See also: History of WWE |
Jess McMahon was a successful boxing promoter who began working with Tex Rickard in 1926. With the help of Rickard, he began promoting boxing at the third Madison Square Garden. A few years prior, professional wrestler Toots Mondt had created a new challenge of professional wrestling that he called “Slam Bang Western Style Wrestling”. He convinced wrestler Ed Lewis and his manager Billy Sandow to implement this new solution and wrestlers to sign contracts with their Gold Dust Trio. After much success, a disagreement over power caused the trio to dissolve and, with it, their promotion. Mondt later formed partnerships with several other promoters, including Jack Curley in New York City. Curley's ill health led to Mondt, aided by McMahon and others, taking over the New York wrestling scene.
On January 7, 1953 the first show under the Capitol Wrestling Corporation (CWC) was produced. It is not certain who the founder of the CWC was. Some sources state that it was Jess' son Vincent J. McMahon[2][3][4] while other sources credit Jess himself as the founder of CWC.[5][6][7] The CWC later joined the National Wrestling Alliance (NWA) and famous New York-Promoter Toots Mondt soon joined the CWC. Together they were very successful and soon controlled approximately 70% of the NWA's booking, largely due to their dominance in the heavily populated Northeastern United States.

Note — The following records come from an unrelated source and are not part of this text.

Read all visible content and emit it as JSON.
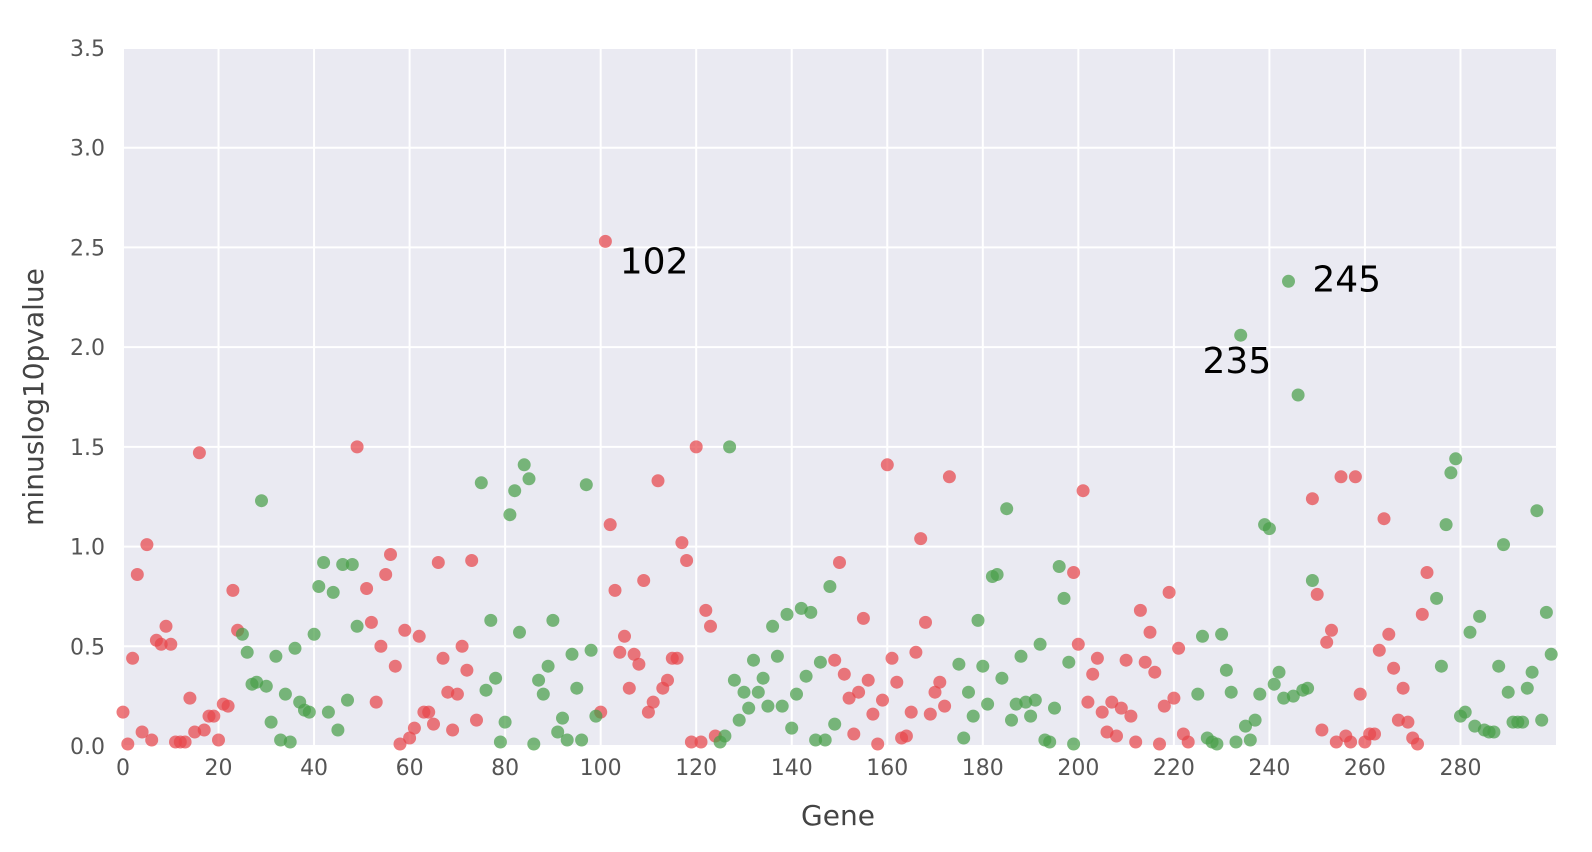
{
  "chart_data": {
    "type": "scatter",
    "title": "",
    "xlabel": "Gene",
    "ylabel": "minuslog10pvalue",
    "xlim": [
      0,
      300
    ],
    "ylim": [
      0,
      3.5
    ],
    "x_ticks": [
      0,
      20,
      40,
      60,
      80,
      100,
      120,
      140,
      160,
      180,
      200,
      220,
      240,
      260,
      280
    ],
    "y_ticks": [
      "0.0",
      "0.5",
      "1.0",
      "1.5",
      "2.0",
      "2.5",
      "3.0",
      "3.5"
    ],
    "grid": true,
    "background_color": "#eaeaf2",
    "colors": {
      "red": "#e8474b",
      "green": "#4aa04a"
    },
    "annotations": [
      {
        "text": "102",
        "x": 104,
        "y": 2.37
      },
      {
        "text": "235",
        "x": 226,
        "y": 1.87
      },
      {
        "text": "245",
        "x": 249,
        "y": 2.28
      }
    ],
    "series": [
      {
        "color": "red",
        "points": [
          [
            0,
            0.17
          ],
          [
            1,
            0.01
          ],
          [
            2,
            0.44
          ],
          [
            3,
            0.86
          ],
          [
            4,
            0.07
          ],
          [
            5,
            1.01
          ],
          [
            6,
            0.03
          ],
          [
            7,
            0.53
          ],
          [
            8,
            0.51
          ],
          [
            9,
            0.6
          ],
          [
            10,
            0.51
          ],
          [
            11,
            0.02
          ],
          [
            12,
            0.02
          ],
          [
            13,
            0.02
          ],
          [
            14,
            0.24
          ],
          [
            15,
            0.07
          ],
          [
            16,
            1.47
          ],
          [
            17,
            0.08
          ],
          [
            18,
            0.15
          ],
          [
            19,
            0.15
          ],
          [
            20,
            0.03
          ],
          [
            21,
            0.21
          ],
          [
            22,
            0.2
          ],
          [
            23,
            0.78
          ],
          [
            24,
            0.58
          ],
          [
            49,
            1.5
          ],
          [
            51,
            0.79
          ],
          [
            52,
            0.62
          ],
          [
            53,
            0.22
          ],
          [
            54,
            0.5
          ],
          [
            55,
            0.86
          ],
          [
            56,
            0.96
          ],
          [
            57,
            0.4
          ],
          [
            58,
            0.01
          ],
          [
            59,
            0.58
          ],
          [
            60,
            0.04
          ],
          [
            61,
            0.09
          ],
          [
            62,
            0.55
          ],
          [
            63,
            0.17
          ],
          [
            64,
            0.17
          ],
          [
            65,
            0.11
          ],
          [
            66,
            0.92
          ],
          [
            67,
            0.44
          ],
          [
            68,
            0.27
          ],
          [
            69,
            0.08
          ],
          [
            70,
            0.26
          ],
          [
            71,
            0.5
          ],
          [
            72,
            0.38
          ],
          [
            73,
            0.93
          ],
          [
            74,
            0.13
          ],
          [
            100,
            0.17
          ],
          [
            101,
            2.53
          ],
          [
            102,
            1.11
          ],
          [
            103,
            0.78
          ],
          [
            104,
            0.47
          ],
          [
            105,
            0.55
          ],
          [
            106,
            0.29
          ],
          [
            107,
            0.46
          ],
          [
            108,
            0.41
          ],
          [
            109,
            0.83
          ],
          [
            110,
            0.17
          ],
          [
            111,
            0.22
          ],
          [
            112,
            1.33
          ],
          [
            113,
            0.29
          ],
          [
            114,
            0.33
          ],
          [
            115,
            0.44
          ],
          [
            116,
            0.44
          ],
          [
            117,
            1.02
          ],
          [
            118,
            0.93
          ],
          [
            119,
            0.02
          ],
          [
            120,
            1.5
          ],
          [
            121,
            0.02
          ],
          [
            122,
            0.68
          ],
          [
            123,
            0.6
          ],
          [
            124,
            0.05
          ],
          [
            149,
            0.43
          ],
          [
            150,
            0.92
          ],
          [
            151,
            0.36
          ],
          [
            152,
            0.24
          ],
          [
            153,
            0.06
          ],
          [
            154,
            0.27
          ],
          [
            155,
            0.64
          ],
          [
            156,
            0.33
          ],
          [
            157,
            0.16
          ],
          [
            158,
            0.01
          ],
          [
            159,
            0.23
          ],
          [
            160,
            1.41
          ],
          [
            161,
            0.44
          ],
          [
            162,
            0.32
          ],
          [
            163,
            0.04
          ],
          [
            164,
            0.05
          ],
          [
            165,
            0.17
          ],
          [
            166,
            0.47
          ],
          [
            167,
            1.04
          ],
          [
            168,
            0.62
          ],
          [
            169,
            0.16
          ],
          [
            170,
            0.27
          ],
          [
            171,
            0.32
          ],
          [
            172,
            0.2
          ],
          [
            173,
            1.35
          ],
          [
            199,
            0.87
          ],
          [
            200,
            0.51
          ],
          [
            201,
            1.28
          ],
          [
            202,
            0.22
          ],
          [
            203,
            0.36
          ],
          [
            204,
            0.44
          ],
          [
            205,
            0.17
          ],
          [
            206,
            0.07
          ],
          [
            207,
            0.22
          ],
          [
            208,
            0.05
          ],
          [
            209,
            0.19
          ],
          [
            210,
            0.43
          ],
          [
            211,
            0.15
          ],
          [
            212,
            0.02
          ],
          [
            213,
            0.68
          ],
          [
            214,
            0.42
          ],
          [
            215,
            0.57
          ],
          [
            216,
            0.37
          ],
          [
            217,
            0.01
          ],
          [
            218,
            0.2
          ],
          [
            219,
            0.77
          ],
          [
            220,
            0.24
          ],
          [
            221,
            0.49
          ],
          [
            222,
            0.06
          ],
          [
            223,
            0.02
          ],
          [
            249,
            1.24
          ],
          [
            250,
            0.76
          ],
          [
            251,
            0.08
          ],
          [
            252,
            0.52
          ],
          [
            253,
            0.58
          ],
          [
            254,
            0.02
          ],
          [
            255,
            1.35
          ],
          [
            256,
            0.05
          ],
          [
            257,
            0.02
          ],
          [
            258,
            1.35
          ],
          [
            259,
            0.26
          ],
          [
            260,
            0.02
          ],
          [
            261,
            0.06
          ],
          [
            262,
            0.06
          ],
          [
            263,
            0.48
          ],
          [
            264,
            1.14
          ],
          [
            265,
            0.56
          ],
          [
            266,
            0.39
          ],
          [
            267,
            0.13
          ],
          [
            268,
            0.29
          ],
          [
            269,
            0.12
          ],
          [
            270,
            0.04
          ],
          [
            271,
            0.01
          ],
          [
            272,
            0.66
          ],
          [
            273,
            0.87
          ]
        ]
      },
      {
        "color": "green",
        "points": [
          [
            25,
            0.56
          ],
          [
            26,
            0.47
          ],
          [
            27,
            0.31
          ],
          [
            28,
            0.32
          ],
          [
            29,
            1.23
          ],
          [
            30,
            0.3
          ],
          [
            31,
            0.12
          ],
          [
            32,
            0.45
          ],
          [
            33,
            0.03
          ],
          [
            34,
            0.26
          ],
          [
            35,
            0.02
          ],
          [
            36,
            0.49
          ],
          [
            37,
            0.22
          ],
          [
            38,
            0.18
          ],
          [
            39,
            0.17
          ],
          [
            40,
            0.56
          ],
          [
            41,
            0.8
          ],
          [
            42,
            0.92
          ],
          [
            43,
            0.17
          ],
          [
            44,
            0.77
          ],
          [
            45,
            0.08
          ],
          [
            46,
            0.91
          ],
          [
            47,
            0.23
          ],
          [
            48,
            0.91
          ],
          [
            49,
            0.6
          ],
          [
            75,
            1.32
          ],
          [
            76,
            0.28
          ],
          [
            77,
            0.63
          ],
          [
            78,
            0.34
          ],
          [
            79,
            0.02
          ],
          [
            80,
            0.12
          ],
          [
            81,
            1.16
          ],
          [
            82,
            1.28
          ],
          [
            83,
            0.57
          ],
          [
            84,
            1.41
          ],
          [
            85,
            1.34
          ],
          [
            86,
            0.01
          ],
          [
            87,
            0.33
          ],
          [
            88,
            0.26
          ],
          [
            89,
            0.4
          ],
          [
            90,
            0.63
          ],
          [
            91,
            0.07
          ],
          [
            92,
            0.14
          ],
          [
            93,
            0.03
          ],
          [
            94,
            0.46
          ],
          [
            95,
            0.29
          ],
          [
            96,
            0.03
          ],
          [
            97,
            1.31
          ],
          [
            98,
            0.48
          ],
          [
            99,
            0.15
          ],
          [
            125,
            0.02
          ],
          [
            126,
            0.05
          ],
          [
            127,
            1.5
          ],
          [
            128,
            0.33
          ],
          [
            129,
            0.13
          ],
          [
            130,
            0.27
          ],
          [
            131,
            0.19
          ],
          [
            132,
            0.43
          ],
          [
            133,
            0.27
          ],
          [
            134,
            0.34
          ],
          [
            135,
            0.2
          ],
          [
            136,
            0.6
          ],
          [
            137,
            0.45
          ],
          [
            138,
            0.2
          ],
          [
            139,
            0.66
          ],
          [
            140,
            0.09
          ],
          [
            141,
            0.26
          ],
          [
            142,
            0.69
          ],
          [
            143,
            0.35
          ],
          [
            144,
            0.67
          ],
          [
            145,
            0.03
          ],
          [
            146,
            0.42
          ],
          [
            147,
            0.03
          ],
          [
            148,
            0.8
          ],
          [
            149,
            0.11
          ],
          [
            175,
            0.41
          ],
          [
            176,
            0.04
          ],
          [
            177,
            0.27
          ],
          [
            178,
            0.15
          ],
          [
            179,
            0.63
          ],
          [
            180,
            0.4
          ],
          [
            181,
            0.21
          ],
          [
            182,
            0.85
          ],
          [
            183,
            0.86
          ],
          [
            184,
            0.34
          ],
          [
            185,
            1.19
          ],
          [
            186,
            0.13
          ],
          [
            187,
            0.21
          ],
          [
            188,
            0.45
          ],
          [
            189,
            0.22
          ],
          [
            190,
            0.15
          ],
          [
            191,
            0.23
          ],
          [
            192,
            0.51
          ],
          [
            193,
            0.03
          ],
          [
            194,
            0.02
          ],
          [
            195,
            0.19
          ],
          [
            196,
            0.9
          ],
          [
            197,
            0.74
          ],
          [
            198,
            0.42
          ],
          [
            199,
            0.01
          ],
          [
            225,
            0.26
          ],
          [
            226,
            0.55
          ],
          [
            227,
            0.04
          ],
          [
            228,
            0.02
          ],
          [
            229,
            0.01
          ],
          [
            230,
            0.56
          ],
          [
            231,
            0.38
          ],
          [
            232,
            0.27
          ],
          [
            233,
            0.02
          ],
          [
            234,
            2.06
          ],
          [
            235,
            0.1
          ],
          [
            236,
            0.03
          ],
          [
            237,
            0.13
          ],
          [
            238,
            0.26
          ],
          [
            239,
            1.11
          ],
          [
            240,
            1.09
          ],
          [
            241,
            0.31
          ],
          [
            242,
            0.37
          ],
          [
            243,
            0.24
          ],
          [
            244,
            2.33
          ],
          [
            245,
            0.25
          ],
          [
            246,
            1.76
          ],
          [
            247,
            0.28
          ],
          [
            248,
            0.29
          ],
          [
            249,
            0.83
          ],
          [
            275,
            0.74
          ],
          [
            276,
            0.4
          ],
          [
            277,
            1.11
          ],
          [
            278,
            1.37
          ],
          [
            279,
            1.44
          ],
          [
            280,
            0.15
          ],
          [
            281,
            0.17
          ],
          [
            282,
            0.57
          ],
          [
            283,
            0.1
          ],
          [
            284,
            0.65
          ],
          [
            285,
            0.08
          ],
          [
            286,
            0.07
          ],
          [
            287,
            0.07
          ],
          [
            288,
            0.4
          ],
          [
            289,
            1.01
          ],
          [
            290,
            0.27
          ],
          [
            291,
            0.12
          ],
          [
            292,
            0.12
          ],
          [
            293,
            0.12
          ],
          [
            294,
            0.29
          ],
          [
            295,
            0.37
          ],
          [
            296,
            1.18
          ],
          [
            297,
            0.13
          ],
          [
            298,
            0.67
          ],
          [
            299,
            0.46
          ]
        ]
      }
    ]
  }
}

In early 1963, Capitol formed the World Wide Wrestling Federation (WWWF), the precursor to current-day WWE, following a dispute with the NWA over Buddy Rogers being booked to hold the NWA World Heavyweight Championship.[8] McMahon and Mondt awarded him the new WWWF World Heavyweight Championship that April. He lost it to Bruno Sammartino on May 17.

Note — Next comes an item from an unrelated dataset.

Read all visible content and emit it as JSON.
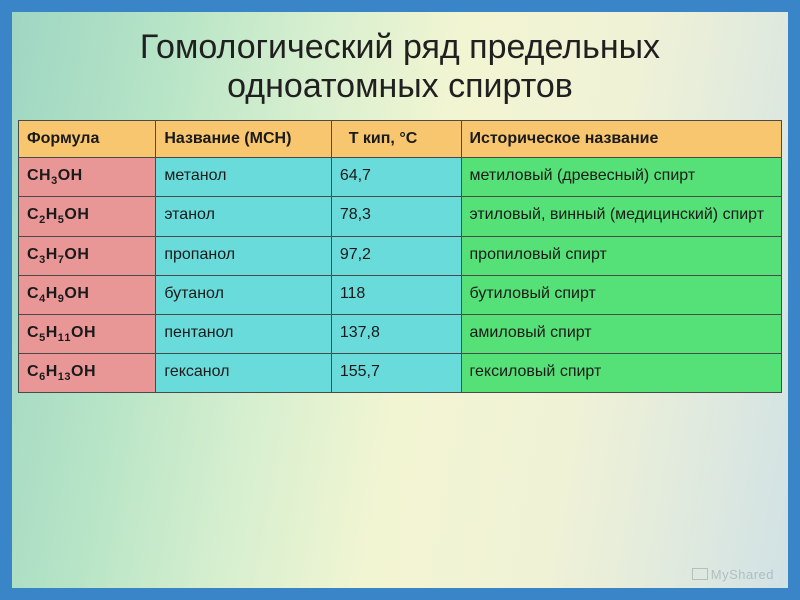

The WWWF operated in a conservative manner compared to other pro wrestling territories;[9] it ran its major arenas monthly rather than weekly or bi-weekly, usually featuring a babyface champion wrestling various heels in programs that consisted of one to three matches.[10] After gaining a television program deal and turning the well known tag team wrestler Lou Albano into a manager for Sammartino's heel opponents, the WWWF was doing sell out business by 1970.
Mondt left the company in the late 1960s and Vince McMahon, Sr. quietly rejoined the NWA in 1971.

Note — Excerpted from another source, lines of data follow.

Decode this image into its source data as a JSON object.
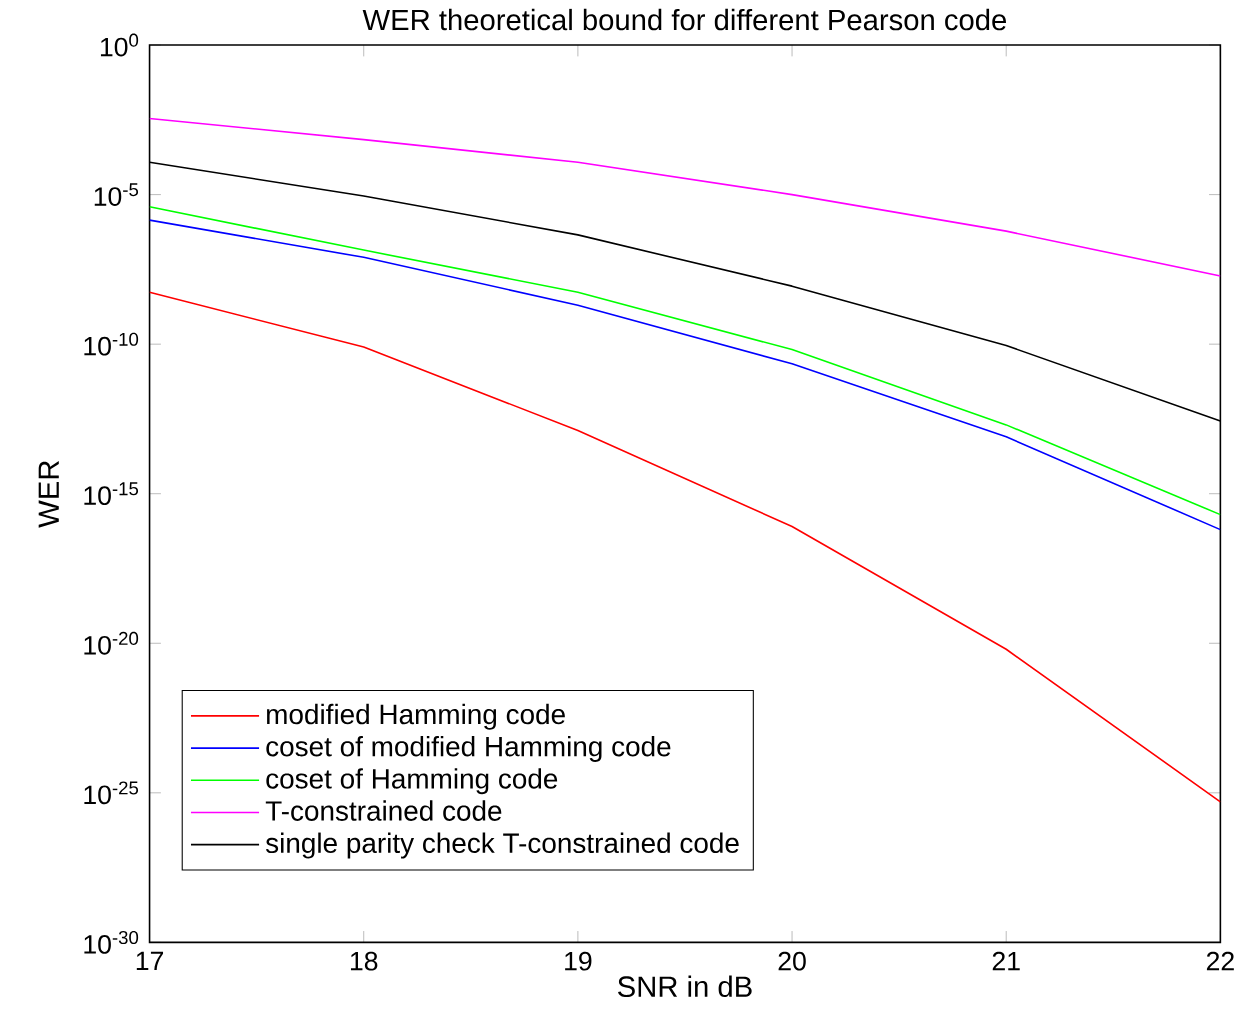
{
  "chart_data": {
    "type": "line",
    "title": "WER theoretical bound for different Pearson code",
    "xlabel": "SNR in dB",
    "ylabel": "WER",
    "log": "y",
    "x": [
      17,
      18,
      19,
      20,
      21,
      22
    ],
    "series": [
      {
        "name": "modified Hamming code",
        "color": "#ff0000",
        "values": [
          5.4e-09,
          8e-11,
          1.3e-13,
          8e-17,
          6.3e-21,
          5e-26
        ]
      },
      {
        "name": "coset of modified Hamming code",
        "color": "#0000ff",
        "values": [
          1.4e-06,
          8e-08,
          2e-09,
          2.2e-11,
          8e-14,
          6.3e-17
        ]
      },
      {
        "name": "coset of Hamming code",
        "color": "#00ff00",
        "values": [
          3.9e-06,
          1.4e-07,
          5.4e-09,
          6.6e-11,
          2e-13,
          2e-16
        ]
      },
      {
        "name": "T-constrained code",
        "color": "#ff00ff",
        "values": [
          0.0035,
          0.00069,
          0.00012,
          1e-05,
          6e-07,
          1.9e-08
        ]
      },
      {
        "name": "single parity check T-constrained code",
        "color": "#000000",
        "values": [
          0.00012,
          9e-06,
          4.5e-07,
          8.7e-09,
          9e-11,
          2.7e-13
        ]
      }
    ],
    "xlim": [
      17,
      22
    ],
    "ylim": [
      1e-30,
      1
    ],
    "xticks": [
      17,
      18,
      19,
      20,
      21,
      22
    ],
    "yticks": [
      {
        "value": 1e-30,
        "label": "10$^{-30}$"
      },
      {
        "value": 1e-25,
        "label": "10$^{-25}$"
      },
      {
        "value": 1e-20,
        "label": "10$^{-20}$"
      },
      {
        "value": 1e-15,
        "label": "10$^{-15}$"
      },
      {
        "value": 1e-10,
        "label": "10$^{-10}$"
      },
      {
        "value": 1e-05,
        "label": "10$^{-5}$"
      },
      {
        "value": 1,
        "label": "10$^{0}$"
      }
    ],
    "grid": false,
    "legend": "bottom left",
    "marker": "none",
    "line_style": "solid"
  }
}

By March 1979, for marketing purposes, the World Wide Wrestling Federation was renamed the World Wrestling Federation (WWF).[11] That same year, Vincent J. McMahon's son, Vincent K. McMahon, founded Titan Sports, Inc., incorporated on February 21, 1980, originally in Massachusetts.[12][13]
In 1982, Titan Sports Inc. acquired Capitol's operations, effectively relocating its headquarters to Greenwich, Connecticut. At the annual meeting of the NWA in 1983, the McMahons and WWF employee Jim Barnett all withdrew from the organization.[8] In an attempt to make the WWF the premier wrestling promotion in the world, McMahon began an expansion that fundamentally changed the industry.[14] By 1985, Titan moved to Stamford, Connecticut then establishing a new entity in 1987 in Delaware which later merged with the old company in 1988. Titan later changed its name to World Wrestling Federation Entertainment Inc. in 1999, and later World Wrestling Entertainment Inc. in 2002.[15] Vincent J. McMahon would not live to see his company grow from a territorial promotion to a worldwide organization. He died from pancreatic cancer at 69 years old on May 24, 1984.[16]
In October 2020, WWE's NXT brand introduced a new home studio in Orlando within the WWE Performance Center training facility, dubbed the "Capitol Wrestling Center" in homage to CWC.[17]